FINALMENTE SI CAPISCE COSA SUCCEDE:
Sul pianeta ghiacciato Kirk incontra Spock vecchio, un grandissimo cameo di Leonard Nimoy storico sig. Spock, e scopre che lui e Spock sono grandissimi amici nella realtà alternativa, scopre che il padre non è morto nell’altra realtà e Spock spiega che tutto è successo a causa di una supernova che ha distrutto Romulus e Spock aveva cercato di salvare Romulus ma era arrivato troppo tardi perchè la supernova era arrivata prima a Romulus, anche se ha comunque salvato la galassia distruggendo la supernova. Il problema è che il capitano Nero dei romulani incolpa Spock di essere la causa della distruzione di Romulus e quindi ha catturato il vecchio Spock e l’ha lasciato li per vedere la distruzione di Vulcano. I due si dirigono verso un avanposto della federazione dove incontrano l’ing.Montgomery Scott detto “Scotty”. Spock vecchio spiega a Kirk che deve assolutamente prendere il comando al più presto dell’Enterprise e gli spiega come fare e nel frattempo dice a Scotty che nel futuro avrebbe scoperto l’equazione per fare un teletrasporto a velocità curvatura e praticamente senza limiti di distanza. Kirk e Scotty vengono teletrasportati sull’Enterprise che sta andando a velocità curvatura, Kirk riesce a prendere il comando dell’Enterprise (e anche qui ci stava ola e standing ovation), cambia rotta si nasconde tra gli anelli di saturno e poi insieme a Spock si fa teletrasportare sulla nave Romulana in orbita sulla terra e qui comincia la grande amicizia che legherà Kirk e Spock.
Naturalmente vinceranno e alla fine Kirk sarà premiato con una medaglia e riceverà ufficialmente dal ormai ammiraglio Pike il comando dell’Enterprise con l’equipaggio che abbiamo imparato ad amare.
JJ ha fatto un grandissimo lavoro, è riuscito a dare nuova vita ad un qualcosa che ormai era morto.
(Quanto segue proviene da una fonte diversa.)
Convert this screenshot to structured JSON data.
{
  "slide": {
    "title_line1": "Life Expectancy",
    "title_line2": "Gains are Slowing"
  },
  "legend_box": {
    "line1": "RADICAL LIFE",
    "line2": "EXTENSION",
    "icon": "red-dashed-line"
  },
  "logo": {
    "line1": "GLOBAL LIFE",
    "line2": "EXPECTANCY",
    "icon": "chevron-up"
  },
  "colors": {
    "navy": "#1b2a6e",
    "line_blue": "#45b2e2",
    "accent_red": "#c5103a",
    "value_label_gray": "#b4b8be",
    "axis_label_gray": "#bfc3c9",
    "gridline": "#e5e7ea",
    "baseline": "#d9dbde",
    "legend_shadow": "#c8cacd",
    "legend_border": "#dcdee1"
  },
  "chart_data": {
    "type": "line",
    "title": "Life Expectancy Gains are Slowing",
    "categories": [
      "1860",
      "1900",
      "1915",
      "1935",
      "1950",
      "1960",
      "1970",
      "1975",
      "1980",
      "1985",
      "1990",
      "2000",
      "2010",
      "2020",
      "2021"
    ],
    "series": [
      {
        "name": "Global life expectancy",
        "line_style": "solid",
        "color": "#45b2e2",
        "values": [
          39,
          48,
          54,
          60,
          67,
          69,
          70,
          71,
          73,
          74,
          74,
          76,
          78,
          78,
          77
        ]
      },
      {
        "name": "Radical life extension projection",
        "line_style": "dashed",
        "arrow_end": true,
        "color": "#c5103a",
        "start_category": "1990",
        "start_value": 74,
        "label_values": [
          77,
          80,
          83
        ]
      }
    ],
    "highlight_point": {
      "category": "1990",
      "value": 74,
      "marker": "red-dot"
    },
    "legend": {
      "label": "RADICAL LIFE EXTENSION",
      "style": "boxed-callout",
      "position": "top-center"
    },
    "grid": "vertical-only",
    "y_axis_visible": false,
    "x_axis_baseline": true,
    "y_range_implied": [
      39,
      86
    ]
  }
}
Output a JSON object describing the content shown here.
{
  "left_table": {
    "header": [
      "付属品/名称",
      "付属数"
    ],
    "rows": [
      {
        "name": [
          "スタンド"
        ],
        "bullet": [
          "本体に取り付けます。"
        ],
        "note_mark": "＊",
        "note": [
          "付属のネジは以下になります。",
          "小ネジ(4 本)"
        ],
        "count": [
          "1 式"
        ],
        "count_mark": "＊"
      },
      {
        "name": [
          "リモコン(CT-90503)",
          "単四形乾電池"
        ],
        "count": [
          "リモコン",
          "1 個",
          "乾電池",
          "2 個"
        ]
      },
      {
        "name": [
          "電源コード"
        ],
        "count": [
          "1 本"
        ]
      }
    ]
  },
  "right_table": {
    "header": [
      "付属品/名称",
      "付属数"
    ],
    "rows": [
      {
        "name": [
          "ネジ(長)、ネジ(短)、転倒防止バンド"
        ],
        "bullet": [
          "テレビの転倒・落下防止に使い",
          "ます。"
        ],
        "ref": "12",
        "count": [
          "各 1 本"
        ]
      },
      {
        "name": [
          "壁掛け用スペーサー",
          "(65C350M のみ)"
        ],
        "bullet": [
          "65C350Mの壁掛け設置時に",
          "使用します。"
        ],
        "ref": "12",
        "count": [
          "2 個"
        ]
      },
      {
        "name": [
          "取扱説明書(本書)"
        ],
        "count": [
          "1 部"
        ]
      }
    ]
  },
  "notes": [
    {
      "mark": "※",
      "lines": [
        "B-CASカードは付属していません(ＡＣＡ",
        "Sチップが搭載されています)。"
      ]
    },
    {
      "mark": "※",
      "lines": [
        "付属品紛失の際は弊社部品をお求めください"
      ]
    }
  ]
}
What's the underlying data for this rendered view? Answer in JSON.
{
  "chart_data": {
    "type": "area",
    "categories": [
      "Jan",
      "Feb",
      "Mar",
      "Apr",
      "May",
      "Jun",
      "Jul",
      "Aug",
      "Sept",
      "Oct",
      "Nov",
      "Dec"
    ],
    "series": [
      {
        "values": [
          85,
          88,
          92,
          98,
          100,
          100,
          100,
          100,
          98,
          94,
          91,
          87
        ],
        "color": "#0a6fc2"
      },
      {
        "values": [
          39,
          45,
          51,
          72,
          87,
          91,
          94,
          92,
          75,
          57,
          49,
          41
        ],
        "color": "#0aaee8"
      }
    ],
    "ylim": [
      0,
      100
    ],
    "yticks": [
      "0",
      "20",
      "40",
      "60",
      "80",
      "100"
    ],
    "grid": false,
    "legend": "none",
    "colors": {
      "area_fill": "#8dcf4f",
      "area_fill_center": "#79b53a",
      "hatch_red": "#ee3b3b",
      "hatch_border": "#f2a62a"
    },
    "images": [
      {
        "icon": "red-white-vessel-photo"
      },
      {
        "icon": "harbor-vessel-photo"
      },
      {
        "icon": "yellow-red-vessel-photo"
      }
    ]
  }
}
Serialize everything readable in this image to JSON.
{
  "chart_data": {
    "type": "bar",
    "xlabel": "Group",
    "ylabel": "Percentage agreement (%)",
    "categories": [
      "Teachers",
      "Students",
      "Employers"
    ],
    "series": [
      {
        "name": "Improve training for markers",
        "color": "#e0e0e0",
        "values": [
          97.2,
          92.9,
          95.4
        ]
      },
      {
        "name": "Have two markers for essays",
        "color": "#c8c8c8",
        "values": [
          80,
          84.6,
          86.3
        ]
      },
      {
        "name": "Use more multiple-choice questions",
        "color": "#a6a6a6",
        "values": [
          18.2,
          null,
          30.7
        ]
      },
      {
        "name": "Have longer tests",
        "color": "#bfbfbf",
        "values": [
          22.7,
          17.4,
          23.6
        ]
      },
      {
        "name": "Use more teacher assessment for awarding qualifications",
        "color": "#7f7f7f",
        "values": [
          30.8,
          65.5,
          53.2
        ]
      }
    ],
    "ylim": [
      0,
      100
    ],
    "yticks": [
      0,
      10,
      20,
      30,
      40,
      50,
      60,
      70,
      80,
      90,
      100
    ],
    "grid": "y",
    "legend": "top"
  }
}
Ha mantenuto i personaggi originali e li ha ulteriormente caratterizzati e lo ha fatto bene, ha insistito molto sulla dualità del personaggio Spock, umano e vulcaniano, ha regalato alcune perle ai vecchi fan senza però renderlo un film per vecchi trekker.
Spero di poter vedere al più presto un nuovo film.
P.s.: Concordo sul giudizio dato startrekblog sulla sala macchine, è l’unica cosa che proprio non mi è piaciuta.